Umroh Haji Plus Bersama Ustadz Ahmad Alhabsyi: Jamaah Haji atau Umroh Harus Mendapatkan Vaksin Meningitis dari Babi ?

Jamaah Haji atau Umroh Harus Mendapatkan Vaksin Meningitis dari Babi ?




Muhar Omtatok
Meningitis adalah radang pada membran pelindung yang menyelubungi otak dan sumsum tulang belakang yang secara kesatuan disebut meningen. Radang dapat disebabkan oleh infeksi oleh virus, bakteri atau juga mikroorganisme lain, dan walaupun jarang dapat disebabkan oleh obat tertentu. Meningitis dapat menyebabkan kematian karena radang yang terjadi di otak dan sumsum tulang belakang; sehingga kondisi ini diklasifikasikan sebagai kedaruratan medik.
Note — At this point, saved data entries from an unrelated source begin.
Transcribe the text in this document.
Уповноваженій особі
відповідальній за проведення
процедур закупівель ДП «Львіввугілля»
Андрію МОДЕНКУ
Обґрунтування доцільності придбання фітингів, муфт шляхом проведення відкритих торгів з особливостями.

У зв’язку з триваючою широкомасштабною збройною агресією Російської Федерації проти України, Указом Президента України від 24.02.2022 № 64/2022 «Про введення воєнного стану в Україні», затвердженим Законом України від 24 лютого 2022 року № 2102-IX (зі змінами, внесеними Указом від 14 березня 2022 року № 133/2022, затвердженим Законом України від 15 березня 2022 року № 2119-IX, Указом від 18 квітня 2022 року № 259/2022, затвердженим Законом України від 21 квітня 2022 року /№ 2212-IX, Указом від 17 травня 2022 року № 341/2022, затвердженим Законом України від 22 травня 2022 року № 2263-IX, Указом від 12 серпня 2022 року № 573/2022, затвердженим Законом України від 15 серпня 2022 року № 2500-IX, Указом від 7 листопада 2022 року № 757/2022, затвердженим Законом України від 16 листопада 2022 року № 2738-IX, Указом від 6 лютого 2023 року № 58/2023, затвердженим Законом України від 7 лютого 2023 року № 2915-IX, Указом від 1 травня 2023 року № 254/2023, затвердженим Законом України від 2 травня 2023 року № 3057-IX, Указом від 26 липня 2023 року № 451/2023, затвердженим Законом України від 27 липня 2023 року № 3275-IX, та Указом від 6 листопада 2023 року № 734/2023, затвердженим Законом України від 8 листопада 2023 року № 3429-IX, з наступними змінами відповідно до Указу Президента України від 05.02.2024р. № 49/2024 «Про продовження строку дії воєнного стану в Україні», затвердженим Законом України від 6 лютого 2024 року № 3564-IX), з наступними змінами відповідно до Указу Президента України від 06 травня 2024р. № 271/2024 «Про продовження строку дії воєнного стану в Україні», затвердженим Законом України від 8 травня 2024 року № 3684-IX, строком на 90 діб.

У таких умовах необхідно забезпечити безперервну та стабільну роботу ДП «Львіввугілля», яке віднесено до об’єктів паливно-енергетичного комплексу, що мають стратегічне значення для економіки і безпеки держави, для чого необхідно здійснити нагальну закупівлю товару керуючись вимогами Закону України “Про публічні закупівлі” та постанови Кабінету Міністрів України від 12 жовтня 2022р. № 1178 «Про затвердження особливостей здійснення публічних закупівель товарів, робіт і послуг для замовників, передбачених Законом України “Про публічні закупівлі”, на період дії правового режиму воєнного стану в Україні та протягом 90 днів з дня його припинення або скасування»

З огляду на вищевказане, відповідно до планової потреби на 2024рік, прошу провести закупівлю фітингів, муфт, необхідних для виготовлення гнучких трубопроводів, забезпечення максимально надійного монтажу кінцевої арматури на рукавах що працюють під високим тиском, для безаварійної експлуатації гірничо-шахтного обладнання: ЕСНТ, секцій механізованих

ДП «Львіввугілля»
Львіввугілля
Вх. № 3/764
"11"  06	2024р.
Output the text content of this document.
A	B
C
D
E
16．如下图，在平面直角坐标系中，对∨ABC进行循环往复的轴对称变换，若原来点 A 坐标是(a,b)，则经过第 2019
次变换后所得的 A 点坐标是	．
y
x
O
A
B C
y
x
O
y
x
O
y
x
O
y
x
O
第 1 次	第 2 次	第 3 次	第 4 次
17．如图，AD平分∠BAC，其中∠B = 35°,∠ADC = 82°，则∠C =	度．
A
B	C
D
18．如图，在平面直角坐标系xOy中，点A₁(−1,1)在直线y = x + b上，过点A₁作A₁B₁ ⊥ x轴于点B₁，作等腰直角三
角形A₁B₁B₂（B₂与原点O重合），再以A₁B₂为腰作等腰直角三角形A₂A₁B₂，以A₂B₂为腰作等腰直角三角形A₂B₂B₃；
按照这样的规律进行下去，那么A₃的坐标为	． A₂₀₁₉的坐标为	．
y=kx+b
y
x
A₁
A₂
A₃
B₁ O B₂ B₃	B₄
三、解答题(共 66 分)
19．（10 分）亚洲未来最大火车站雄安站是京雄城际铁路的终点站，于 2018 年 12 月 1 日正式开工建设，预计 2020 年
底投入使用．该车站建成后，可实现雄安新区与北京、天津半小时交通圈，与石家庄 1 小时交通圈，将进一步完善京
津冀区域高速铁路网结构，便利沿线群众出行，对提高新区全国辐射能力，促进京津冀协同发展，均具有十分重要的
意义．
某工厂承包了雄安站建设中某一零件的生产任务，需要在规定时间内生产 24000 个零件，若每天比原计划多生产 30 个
Gejala umum dari meningitis adalah sakit kepala dan leher kaku disertai oleh demam kebingungan atau perubahan kesadaran, muntah, dan kepekaan terhadap cahaya (fotofobia) atau suara keras (fonofobia). Anak-anak biasanya hanya menunjukkan gejala nonspesifik, seperti lekas marah dan mengantuk. Adanya ruam dapat memberikan petunjuk penyebab dari meningitis; contohnya, meningitis yang disebabkan oleh bakteri meningokokus dapat ditunjukkan oleh adanya ruam merah.
Tindakan punksi lumbal dilakukan untuk mendiagnosa ada tidaknya meningitis. Jarum dimasukkan ke dalam kanalis spinalis untuk mengambil sampel likuor serebrospinalis (LCS), yang menyelubungi otak dan sumsum tulang belakang. LCS diperiksa di laboratorium medis. Penanganan pertama pada meningitis akut terdiri dari pemberian secara tepat berbagai antibiotik dan kadang-kadang obat antivirus. Kortikosteroid juga dapat digunakan untuk mencegah terjadinya komplikasi karena radang yang berlebihan. Meningitis dapat mengakibatkan konsekuensi jangka panjang seperti ketulian, epilepsi, hidrosefalus dan defisit kognitif, terutama bila tidak dirawat dengan cepat. Beberapa jenis meningitis (misalnya yang berhubungan dengan meningokokus, Haemophilus influenzae type B,pneumokokus atau infeksi virus mumps) dapat dicegah oleh imunisasi.
Jamaah Haji atau Umroh Harus Mendapatkan Vaksin Meningitis.
Sejak 2006 Pemerintah Arab Saudi mewajibkan vaksin tersebut untuk seluruh jamaah dari negara mana pun, baik yang endemik maupun tidak.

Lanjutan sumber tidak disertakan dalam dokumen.